9 février 2012
De nouvelles règles d’achat imposent un guichet unique
La Commission scolaire dénonce une décision du MELS
Par: Le Courrier
Le président de la Commission scolaire de Saint-Hyacinthe, Richard Flibotte, dénonce l'imposition d'un fournisseur unique pour l'achat de matériel informatique.

Le président de la Commission scolaire de Saint-Hyacinthe, Richard Flibotte, dénonce l'imposition d'un fournisseur unique pour l'achat de matériel informatique.

La Commission scolaire de Saint-Hyacinthe (CSSH) dénonce les nouvelles règles d’achat de matériel informatique imposées par le ministère de l’Éducation (MELS) dans le cadre du programme École 2.0 : la classe branchée, qui oblige les organisations scolaires à se tourner vers un seul fournisseur pour ses achats regroupés d’ordinateurs portables.

Le programme École 2.0 prévoit l’achat d’un portable pour chaque enseignant et d’un tableau numérique interactif (TNI) par classe à travers tout le Québec, au cours des cinq prochaines années.
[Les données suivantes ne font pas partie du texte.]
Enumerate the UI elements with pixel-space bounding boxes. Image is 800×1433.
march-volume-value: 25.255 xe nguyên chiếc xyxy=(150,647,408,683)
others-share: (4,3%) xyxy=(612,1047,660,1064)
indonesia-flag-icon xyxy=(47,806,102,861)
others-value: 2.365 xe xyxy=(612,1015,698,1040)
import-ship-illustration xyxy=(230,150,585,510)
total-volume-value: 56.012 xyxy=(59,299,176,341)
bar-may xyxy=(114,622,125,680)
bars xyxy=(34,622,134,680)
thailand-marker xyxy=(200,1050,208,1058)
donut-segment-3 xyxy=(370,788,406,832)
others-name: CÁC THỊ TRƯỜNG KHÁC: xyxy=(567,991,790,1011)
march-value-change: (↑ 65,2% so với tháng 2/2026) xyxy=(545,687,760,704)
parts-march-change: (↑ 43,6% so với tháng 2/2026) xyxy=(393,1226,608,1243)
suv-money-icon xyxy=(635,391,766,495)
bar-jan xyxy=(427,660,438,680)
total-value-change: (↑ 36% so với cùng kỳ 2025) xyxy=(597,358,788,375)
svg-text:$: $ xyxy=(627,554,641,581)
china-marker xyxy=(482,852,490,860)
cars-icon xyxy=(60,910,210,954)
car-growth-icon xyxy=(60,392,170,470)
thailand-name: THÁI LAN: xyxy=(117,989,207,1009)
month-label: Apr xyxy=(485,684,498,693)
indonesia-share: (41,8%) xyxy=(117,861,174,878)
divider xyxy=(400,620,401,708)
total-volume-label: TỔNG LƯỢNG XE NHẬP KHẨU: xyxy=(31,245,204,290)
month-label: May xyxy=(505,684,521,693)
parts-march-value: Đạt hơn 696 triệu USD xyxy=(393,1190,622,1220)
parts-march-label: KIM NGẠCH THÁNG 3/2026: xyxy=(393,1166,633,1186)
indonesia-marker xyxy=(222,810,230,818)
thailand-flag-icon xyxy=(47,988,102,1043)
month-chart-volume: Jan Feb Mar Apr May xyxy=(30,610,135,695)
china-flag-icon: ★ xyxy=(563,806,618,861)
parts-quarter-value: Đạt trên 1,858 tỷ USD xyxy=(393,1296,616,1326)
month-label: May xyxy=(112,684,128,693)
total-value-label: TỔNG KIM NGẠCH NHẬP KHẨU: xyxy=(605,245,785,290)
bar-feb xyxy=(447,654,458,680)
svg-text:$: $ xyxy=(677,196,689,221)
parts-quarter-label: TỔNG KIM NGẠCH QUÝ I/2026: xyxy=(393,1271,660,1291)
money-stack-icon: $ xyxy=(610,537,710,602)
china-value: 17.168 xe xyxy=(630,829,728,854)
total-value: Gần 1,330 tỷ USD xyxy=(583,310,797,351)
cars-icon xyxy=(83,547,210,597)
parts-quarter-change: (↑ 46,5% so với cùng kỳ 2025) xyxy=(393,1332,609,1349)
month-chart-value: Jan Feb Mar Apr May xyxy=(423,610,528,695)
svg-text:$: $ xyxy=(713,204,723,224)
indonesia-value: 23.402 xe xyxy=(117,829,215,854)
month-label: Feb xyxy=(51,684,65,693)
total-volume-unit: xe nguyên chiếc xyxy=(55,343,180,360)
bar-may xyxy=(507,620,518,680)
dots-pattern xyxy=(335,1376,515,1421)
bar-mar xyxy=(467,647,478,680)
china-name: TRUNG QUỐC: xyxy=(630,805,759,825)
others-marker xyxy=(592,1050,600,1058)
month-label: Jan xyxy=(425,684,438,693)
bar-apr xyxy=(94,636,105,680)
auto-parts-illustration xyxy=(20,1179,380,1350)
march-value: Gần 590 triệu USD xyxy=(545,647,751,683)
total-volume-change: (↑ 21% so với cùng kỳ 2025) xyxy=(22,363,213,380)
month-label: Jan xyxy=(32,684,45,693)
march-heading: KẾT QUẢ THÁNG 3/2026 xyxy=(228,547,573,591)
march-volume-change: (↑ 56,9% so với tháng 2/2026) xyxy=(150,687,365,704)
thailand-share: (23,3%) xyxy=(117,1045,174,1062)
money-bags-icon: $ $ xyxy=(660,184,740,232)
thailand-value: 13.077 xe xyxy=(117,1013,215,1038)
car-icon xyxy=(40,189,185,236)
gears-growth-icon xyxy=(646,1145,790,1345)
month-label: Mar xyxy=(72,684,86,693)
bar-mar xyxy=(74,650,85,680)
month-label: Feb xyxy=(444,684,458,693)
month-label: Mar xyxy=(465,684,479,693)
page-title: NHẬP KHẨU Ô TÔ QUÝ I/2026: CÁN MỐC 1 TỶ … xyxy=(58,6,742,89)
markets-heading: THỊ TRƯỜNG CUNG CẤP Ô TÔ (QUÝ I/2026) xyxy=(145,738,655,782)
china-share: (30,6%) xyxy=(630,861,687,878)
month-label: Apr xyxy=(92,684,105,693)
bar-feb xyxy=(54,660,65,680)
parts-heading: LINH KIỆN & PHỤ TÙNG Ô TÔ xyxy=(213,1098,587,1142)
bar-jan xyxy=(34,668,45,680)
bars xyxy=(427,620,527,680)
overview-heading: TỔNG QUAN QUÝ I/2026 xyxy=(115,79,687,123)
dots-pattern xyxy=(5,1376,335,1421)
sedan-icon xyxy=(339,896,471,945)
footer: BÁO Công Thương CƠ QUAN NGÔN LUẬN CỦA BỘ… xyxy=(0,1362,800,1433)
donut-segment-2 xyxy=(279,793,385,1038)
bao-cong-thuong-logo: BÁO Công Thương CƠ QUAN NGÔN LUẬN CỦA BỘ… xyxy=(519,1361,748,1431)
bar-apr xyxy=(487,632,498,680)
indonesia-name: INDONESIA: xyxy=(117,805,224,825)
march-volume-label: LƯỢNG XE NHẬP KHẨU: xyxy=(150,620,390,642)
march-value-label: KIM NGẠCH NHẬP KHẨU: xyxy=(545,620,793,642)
Pour bénéficier des allocations du MELS, qui remboursera totalement ces dépenses, les commissions scolaires doivent toutefois se procurer les ordinateurs portables dans le cadre d’un achat regroupé auprès du Centre de services partagés du Québec (CSPQ), sans quoi elles ne toucheront pas un sou. Or, depuis de nombreuses années, plusieurs commissions scolaires, dont celle de Saint-Hyacinthe, faisaient plutôt affaire avec le Centre collégial de services regroupés (CCSR) pour effectuer leurs achats d’équipement informatique. Selon les commissaires, la règle contraignante du MELS – qui ne s’applique pourtant pas à l’achat des tableaux numériques – entraînera une augmentation substantielle du coût des ordinateurs pouvant atteindre jusqu’à 200 $ de plus par appareil. Cette augmentation s’explique en partie par certains frais exigés par le Centre de services partagés du Québec qui n’existent pas au Centre collégial de services regroupés. Le CSPQ impose une cotisation de 500 $ d’adhésion et des frais d’administration pour chaque commande en fonction de son volume. Ces frais s’élèvent à 6 % pour les achats de 40 000 $ et moins et à 1 % en plus d’un montant fixe de 2 000 $ pour les achats de plus de 40 000 $, selon les renseignements obtenus par les commissaires.« Le CSPQ offre de bons prix lui aussi, mais avec tous les frais ajoutés, ça nous revient beaucoup plus cher malgré notre bon volume d’achat, dénonce vivement le président de la CSSH, Richard Flibotte. Sans compter que nous perdrons les avantages dont nous jouissions avec la CCSR, notamment une remise en fin d’année selon le volume de nos achats. Cette remise s’élevait à 6 000 $ pour notre commission scolaire l’an dernier. »À l’heure où les commissions scolaires sont acculées au pied du mur pour économiser et réduire leurs dépenses, le président de la CSSH n’en revient tout simplement pas que de telles conditions soient imposées par le Ministère. « On sait pertinemment qu’on pourrait faire les mêmes achats à un meilleur prix. Pourquoi nous imposer un fournisseur? En bout de piste, ce sont des gros montants qui auraient pu servir à autre chose. Je comprends que le gouvernement souhaite augmenter son contrôle des dépenses en imposant certaines règles, mais quand on contrôle les dépenses, c’est pour que ce soit moins cher, pas l’inverse! »

Mac ou PC

Par ailleurs, le parc informatique de la Commission scolaire de Saint-Hyacinthe est composé à 45 % d’appareils Mac (Apple) qui ne sont pas disponibles au CSPQ pour le moment. La Commission scolaire tient pourtant mordicus à fournir à chaque enseignant un appareil qu’il soit en mesure d’exploiter à son plein potentiel.

« Nous avons une grande proportion d’enseignants qui travaillent avec des Mac depuis de nombreuses années et qui sont habiles avec cette technologie. Nous voulons fournir à chacun un appareil qu’il maîtrise, que ce soit Mac ou PC, pour assurer le plus grand succès de ce programme pédagogique. »La CSSH prévoit faire l’acquisition de 800 ordinateurs portables dans le cadre du programme de l’École 2.0. Lors de la séance ordinaire du Conseil des commissaires, tenue le 20 décembre, une résolution a été adoptée pour dénoncer cette situation auprès du MELS et du Conseil du Trésor.« À ma connaissance, c’est la première fois qu’on oblige les commissions scolaires à faire certains achats à un endroit donné. J’aimerais qu’on m’explique pourquoi », a conclu M. Flibotte. Le MELS n’avait toujours pas offert de réponse au COURRIER au moment de mettre sous presse.